Invest
COVID consequences ‘will come home to roost’
Markets are enjoying an easy ride despite the economic damage wrought by COVID-19, but “there will be a reckoning”.
COVID consequences ‘will come home to roost’
Markets are enjoying an easy ride despite the economic damage wrought by COVID-19, but “there will be a reckoning”.
Munro Partners chief investment officer Nick Griffin named rising inequality as one of the biggest risks for markets and the economy in the medium term, saying that the meteoric rise of some companies would eventually create worse outcomes for the businesses and workers they replace.
“It’s inevitable that Amazon can’t keep making more and more money off small businesses. Domino’s can’t keep destroying every single pizza shop in the marketplace. This dynamic that occurred before COVID is worse after COVID,” Mr Griffin told media, adding that the jobs created as those companies expanded their operations would only temporarily ease the pain.
“You need Amazon right now to be strong, you need these companies to be strong, because they’re going to help you get out of this mess in the same way they helped you get out of the financial crisis. But there will be a reckoning – there has to be.

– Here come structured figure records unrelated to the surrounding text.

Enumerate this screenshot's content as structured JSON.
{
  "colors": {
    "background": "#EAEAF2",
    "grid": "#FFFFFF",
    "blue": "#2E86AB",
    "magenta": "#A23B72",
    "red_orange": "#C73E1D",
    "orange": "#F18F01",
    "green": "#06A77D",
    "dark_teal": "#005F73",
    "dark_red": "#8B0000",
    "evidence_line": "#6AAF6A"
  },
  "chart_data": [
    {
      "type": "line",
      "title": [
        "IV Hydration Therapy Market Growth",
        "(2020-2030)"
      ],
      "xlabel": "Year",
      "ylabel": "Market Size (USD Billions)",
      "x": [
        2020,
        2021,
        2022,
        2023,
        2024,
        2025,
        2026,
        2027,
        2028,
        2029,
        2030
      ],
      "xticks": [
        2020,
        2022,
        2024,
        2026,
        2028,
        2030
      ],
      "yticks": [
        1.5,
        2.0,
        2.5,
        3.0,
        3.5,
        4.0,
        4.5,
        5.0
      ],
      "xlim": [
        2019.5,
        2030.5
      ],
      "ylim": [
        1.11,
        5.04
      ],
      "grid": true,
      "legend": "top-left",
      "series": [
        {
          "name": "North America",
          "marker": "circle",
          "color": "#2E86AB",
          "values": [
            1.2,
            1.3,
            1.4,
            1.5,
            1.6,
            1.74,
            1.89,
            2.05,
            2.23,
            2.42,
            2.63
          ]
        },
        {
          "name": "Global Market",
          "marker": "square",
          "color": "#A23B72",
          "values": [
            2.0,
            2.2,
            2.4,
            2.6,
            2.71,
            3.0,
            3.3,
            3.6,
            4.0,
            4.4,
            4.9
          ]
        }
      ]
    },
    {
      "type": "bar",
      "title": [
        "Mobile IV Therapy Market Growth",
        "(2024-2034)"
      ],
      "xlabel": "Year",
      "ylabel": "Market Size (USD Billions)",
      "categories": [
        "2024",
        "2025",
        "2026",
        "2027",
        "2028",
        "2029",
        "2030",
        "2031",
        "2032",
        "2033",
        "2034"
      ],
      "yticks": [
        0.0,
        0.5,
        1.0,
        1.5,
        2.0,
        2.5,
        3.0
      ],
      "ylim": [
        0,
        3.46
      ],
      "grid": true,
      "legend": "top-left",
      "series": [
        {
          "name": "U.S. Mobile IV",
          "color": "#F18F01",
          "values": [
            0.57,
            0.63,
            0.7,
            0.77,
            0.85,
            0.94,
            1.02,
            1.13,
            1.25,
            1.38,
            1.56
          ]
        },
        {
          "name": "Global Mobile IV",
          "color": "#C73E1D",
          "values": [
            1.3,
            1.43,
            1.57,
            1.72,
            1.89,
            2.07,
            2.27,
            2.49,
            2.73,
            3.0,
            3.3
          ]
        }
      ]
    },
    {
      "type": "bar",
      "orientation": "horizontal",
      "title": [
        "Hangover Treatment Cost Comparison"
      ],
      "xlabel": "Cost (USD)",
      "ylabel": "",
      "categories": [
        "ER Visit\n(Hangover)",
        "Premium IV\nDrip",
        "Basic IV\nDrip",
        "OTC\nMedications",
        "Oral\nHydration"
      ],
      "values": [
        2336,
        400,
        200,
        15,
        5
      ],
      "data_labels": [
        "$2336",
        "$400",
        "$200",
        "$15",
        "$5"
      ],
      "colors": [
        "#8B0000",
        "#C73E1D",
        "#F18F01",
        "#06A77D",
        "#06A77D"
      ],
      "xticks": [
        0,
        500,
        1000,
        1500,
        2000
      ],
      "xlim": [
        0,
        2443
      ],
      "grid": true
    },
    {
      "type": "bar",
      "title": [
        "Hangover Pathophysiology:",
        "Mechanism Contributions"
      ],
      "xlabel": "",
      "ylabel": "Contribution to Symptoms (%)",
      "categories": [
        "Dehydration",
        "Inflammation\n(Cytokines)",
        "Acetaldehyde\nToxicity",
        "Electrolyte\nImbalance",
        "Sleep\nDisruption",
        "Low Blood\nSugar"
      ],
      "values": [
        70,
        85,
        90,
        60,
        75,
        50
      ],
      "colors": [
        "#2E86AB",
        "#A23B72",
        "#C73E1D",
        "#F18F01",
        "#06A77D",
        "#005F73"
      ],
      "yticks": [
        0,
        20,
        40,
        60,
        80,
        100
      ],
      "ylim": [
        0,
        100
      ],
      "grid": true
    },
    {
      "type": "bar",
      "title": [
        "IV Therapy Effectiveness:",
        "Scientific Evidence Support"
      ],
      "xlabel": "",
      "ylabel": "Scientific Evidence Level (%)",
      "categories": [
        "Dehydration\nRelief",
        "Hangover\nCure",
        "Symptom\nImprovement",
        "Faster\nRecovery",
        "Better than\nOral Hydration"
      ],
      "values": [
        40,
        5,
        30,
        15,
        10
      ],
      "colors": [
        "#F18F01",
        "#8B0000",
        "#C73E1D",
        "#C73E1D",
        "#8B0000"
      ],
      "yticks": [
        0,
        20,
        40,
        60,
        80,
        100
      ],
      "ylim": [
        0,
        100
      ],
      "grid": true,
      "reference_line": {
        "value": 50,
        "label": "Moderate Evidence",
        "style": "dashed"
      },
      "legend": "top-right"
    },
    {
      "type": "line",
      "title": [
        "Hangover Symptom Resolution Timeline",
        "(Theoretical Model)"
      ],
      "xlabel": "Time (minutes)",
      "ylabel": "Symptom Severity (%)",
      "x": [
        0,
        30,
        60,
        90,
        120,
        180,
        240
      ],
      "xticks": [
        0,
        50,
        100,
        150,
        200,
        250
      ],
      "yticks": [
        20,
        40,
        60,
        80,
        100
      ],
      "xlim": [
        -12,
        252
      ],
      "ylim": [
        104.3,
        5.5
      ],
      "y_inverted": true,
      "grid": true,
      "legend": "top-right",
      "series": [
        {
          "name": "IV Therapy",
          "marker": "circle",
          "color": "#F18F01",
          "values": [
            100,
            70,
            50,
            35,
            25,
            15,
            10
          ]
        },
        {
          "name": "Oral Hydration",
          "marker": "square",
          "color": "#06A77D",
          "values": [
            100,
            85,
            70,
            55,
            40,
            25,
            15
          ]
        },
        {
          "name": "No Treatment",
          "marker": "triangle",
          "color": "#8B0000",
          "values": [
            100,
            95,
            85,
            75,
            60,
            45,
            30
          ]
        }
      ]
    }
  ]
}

Because you can’t have this level of inequality happening in the world,” said Mr Griffin.
Jun Bei Liu, portfolio manager for the Tribeca Alpha Plus fund, revealed that while she was keeping an eye on China’s rapid economic growth and increasingly belligerent approach to international relations, greater regulatory pressure on global tech giants also loomed as a key headwind for markets.

“We also have increased pressure now on the market power of the tech players. You will see increased scrutiny around the Western World, and even across China, about the market power of those businesses. There will be more regulation across the Western economy for those tech players, and there will be the segregation of the US and China’s tech infrastructure,” Ms Liu said.
“We’ve seen those things playing out for the last several years now, but clearly in the last 12 months we’ve seen more intense pressure across those areas. What does that mean for equity markets? It means risk, it means when we start having these uncertainties markets just aren’t pricing them in. If any of those flare up, we will see equity markets sell off, and investors try to reprice on what it means for their future.”
Ms Liu said that while there was a “small probability” of that coming to pass in the next 12 months, it was something that “you always keep in mind”.